En la pantalla brillaba una fotografía. Una selfie. Victoria y un joven de piel oscura, con una sonrisa descarada, estaban besándose de lado. El brazo extendido de él sostenía el teléfono. Ambos parecían felices, despreocupados, como si el mundo no existiera más allá de esa instantánea.

El corazón de Daniel se contrajo de golpe. La respiración se le cortó. Sintió que el aire del apartamento se volvía espeso, irrespirable. Victoria permanecía inmóvil mirándolo

No sabía cuánto tiempo pasó antes de que la voz se le escapara:

—¿Quién es?

Victoria dio un brinco, sobresaltada. El teléfono casi se le cayó de las manos. Giró y lo encontró allí, con el torso desnudo, el cabello húmedo y los ojos clavados en ella con una mezcla de incredulidad y dolor.

—Daniel… yo… —balbuceó.

Él señaló el teléfono con un gesto brusco.

—¿Quién es?

Ella cerró los labios, como si las palabras le pesaran toneladas. Luego bajó la mirada y murmuró:

— Oliver.

El nombre cayó como un mazazo. Daniel no necesitaba más explicaciones. Los rumores, los susurros en la universidad, todo encajaba.
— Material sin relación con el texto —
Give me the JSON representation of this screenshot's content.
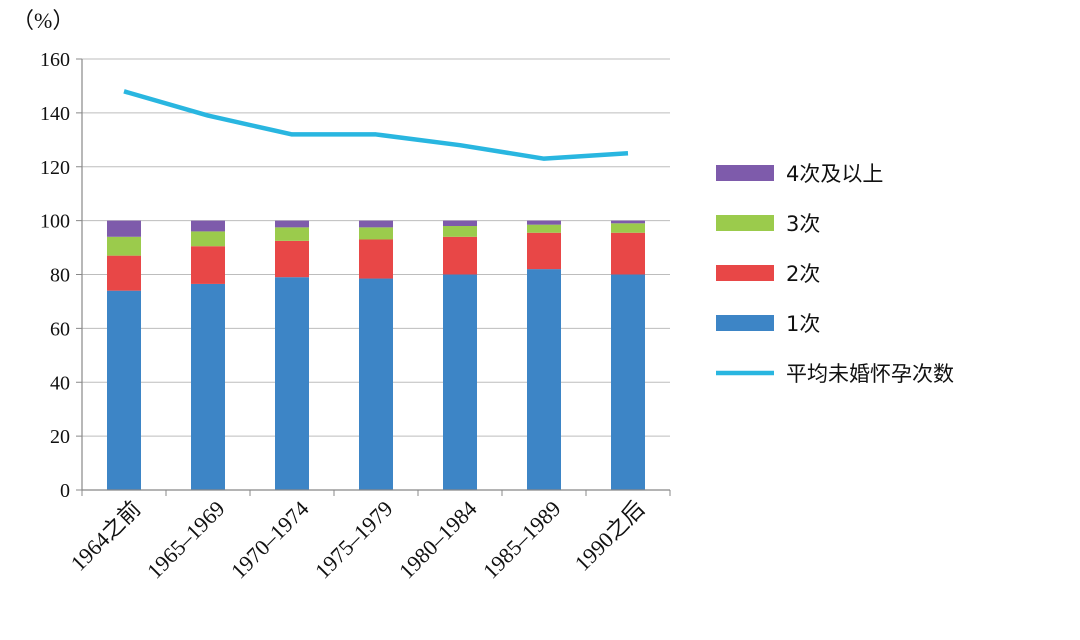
{
  "chart_data": {
    "type": "bar",
    "stacked": true,
    "unit_label": "（%）",
    "categories": [
      "1964之前",
      "1965–1969",
      "1970–1974",
      "1975–1979",
      "1980–1984",
      "1985–1989",
      "1990之后"
    ],
    "series": [
      {
        "name": "1次",
        "color": "#3d85c6",
        "values": [
          74,
          76.5,
          79,
          78.5,
          80,
          82,
          80
        ]
      },
      {
        "name": "2次",
        "color": "#e84747",
        "values": [
          13,
          14,
          13.5,
          14.5,
          14,
          13.5,
          15.5
        ]
      },
      {
        "name": "3次",
        "color": "#9bcb4c",
        "values": [
          7,
          5.5,
          5,
          4.5,
          4,
          3,
          3.5
        ]
      },
      {
        "name": "4次及以上",
        "color": "#7e5bab",
        "values": [
          6,
          4,
          2.5,
          2.5,
          2,
          1.5,
          1
        ]
      }
    ],
    "line_series": {
      "name": "平均未婚怀孕次数",
      "color": "#29b6e0",
      "values": [
        148,
        139,
        132,
        132,
        128,
        123,
        125
      ]
    },
    "ylim": [
      0,
      160
    ],
    "yticks": [
      0,
      20,
      40,
      60,
      80,
      100,
      120,
      140,
      160
    ],
    "grid": true,
    "legend": "right"
  }
}
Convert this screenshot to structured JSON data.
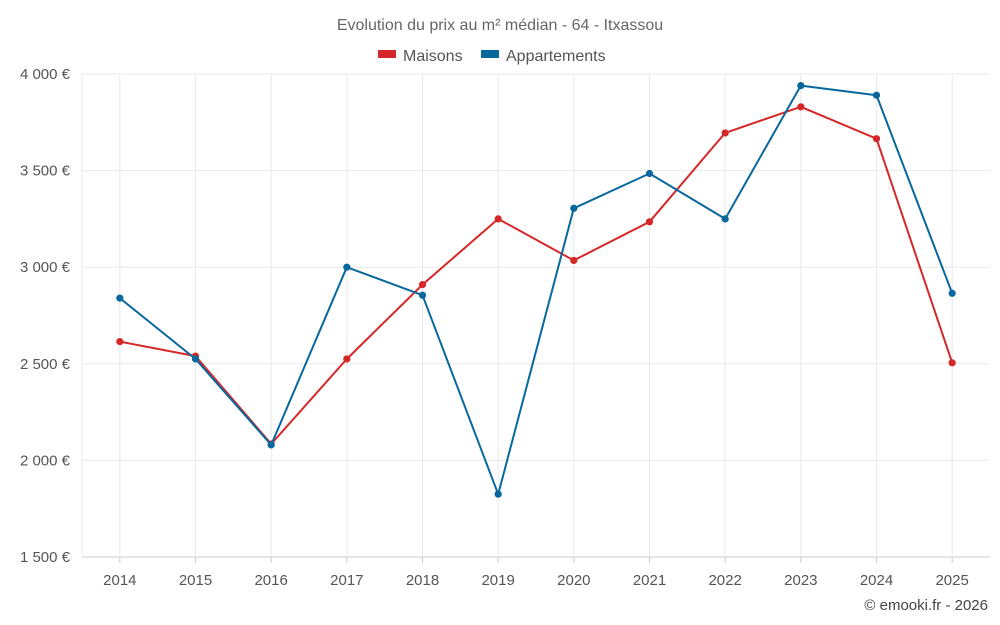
{
  "chart_data": {
    "type": "line",
    "title": "Evolution du prix au m² médian - 64 - Itxassou",
    "categories": [
      "2014",
      "2015",
      "2016",
      "2017",
      "2018",
      "2019",
      "2020",
      "2021",
      "2022",
      "2023",
      "2024",
      "2025"
    ],
    "series": [
      {
        "name": "Maisons",
        "color": "#d62728",
        "values": [
          2615,
          2540,
          2085,
          2525,
          2910,
          3250,
          3035,
          3235,
          3695,
          3830,
          3665,
          2505
        ]
      },
      {
        "name": "Appartements",
        "color": "#08679c",
        "values": [
          2840,
          2525,
          2080,
          3000,
          2855,
          1825,
          3305,
          3485,
          3250,
          3940,
          3890,
          2865
        ]
      }
    ],
    "y_ticks": [
      "1 500 €",
      "2 000 €",
      "2 500 €",
      "3 000 €",
      "3 500 €",
      "4 000 €"
    ],
    "y_tick_values": [
      1500,
      2000,
      2500,
      3000,
      3500,
      4000
    ],
    "ylim": [
      1500,
      4000
    ],
    "xlabel": "",
    "ylabel": "",
    "grid": true,
    "legend": "top-center"
  },
  "credit": "© emooki.fr - 2026"
}
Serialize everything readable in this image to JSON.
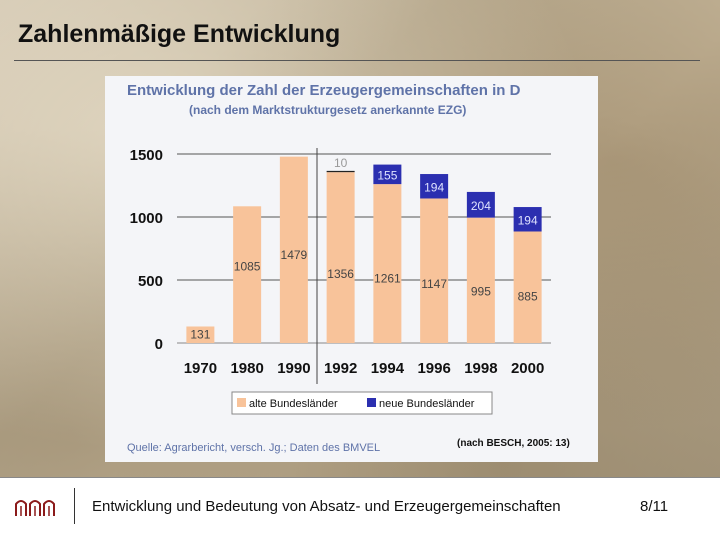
{
  "slide": {
    "title": "Zahlenmäßige Entwicklung",
    "footer_text": "Entwicklung und Bedeutung von Absatz- und Erzeugergemeinschaften",
    "page": "8/11"
  },
  "chart_data": {
    "type": "bar",
    "stacked": true,
    "title": "Entwicklung der Zahl der Erzeugergemeinschaften in D",
    "subtitle": "(nach dem Marktstrukturgesetz anerkannte EZG)",
    "categories": [
      "1970",
      "1980",
      "1990",
      "1992",
      "1994",
      "1996",
      "1998",
      "2000"
    ],
    "series": [
      {
        "name": "alte Bundesländer",
        "color": "#f8c39a",
        "values": [
          131,
          1085,
          1479,
          1356,
          1261,
          1147,
          995,
          885
        ]
      },
      {
        "name": "neue Bundesländer",
        "color": "#2b2fb0",
        "values": [
          0,
          0,
          0,
          10,
          155,
          194,
          204,
          194
        ]
      }
    ],
    "ylim": [
      0,
      1500
    ],
    "yticks": [
      0,
      500,
      1000,
      1500
    ],
    "legend": "bottom",
    "source": "Quelle: Agrarbericht, versch. Jg.; Daten des BMVEL",
    "citation": "(nach BESCH, 2005: 13)"
  }
}
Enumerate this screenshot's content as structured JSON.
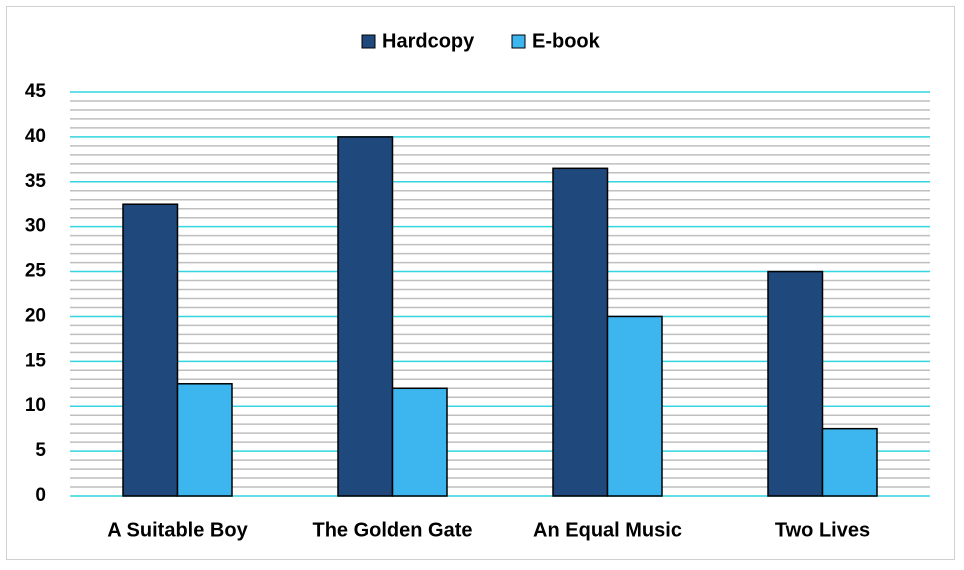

—Tu ex… —repitió, la voz rota—. Tu primo.

Victoria asintió apenas, incapaz de sostenerle la mirada.

Daniel dio un paso atrás, como si la distancia pudiera aliviar la punzada en su pecho.

—¿Todavía lo tienes en tu teléfono? —preguntó, con una calma que era más peligrosa que un grito.

Ella respiró hondo, intentando ordenar lo que sentía.

—No es lo que piensas. No lo busqué… estaba repasando fotos viejas y apareció.

—¿Y por qué mirabas esa foto así? —su voz tembló, mezcla de rabia y tristeza—. Como si… como si todavía lo amaras.

Victoria levantó la vista de golpe. Sus ojos brillaban, no de ira, sino de una vulnerabilidad cruda.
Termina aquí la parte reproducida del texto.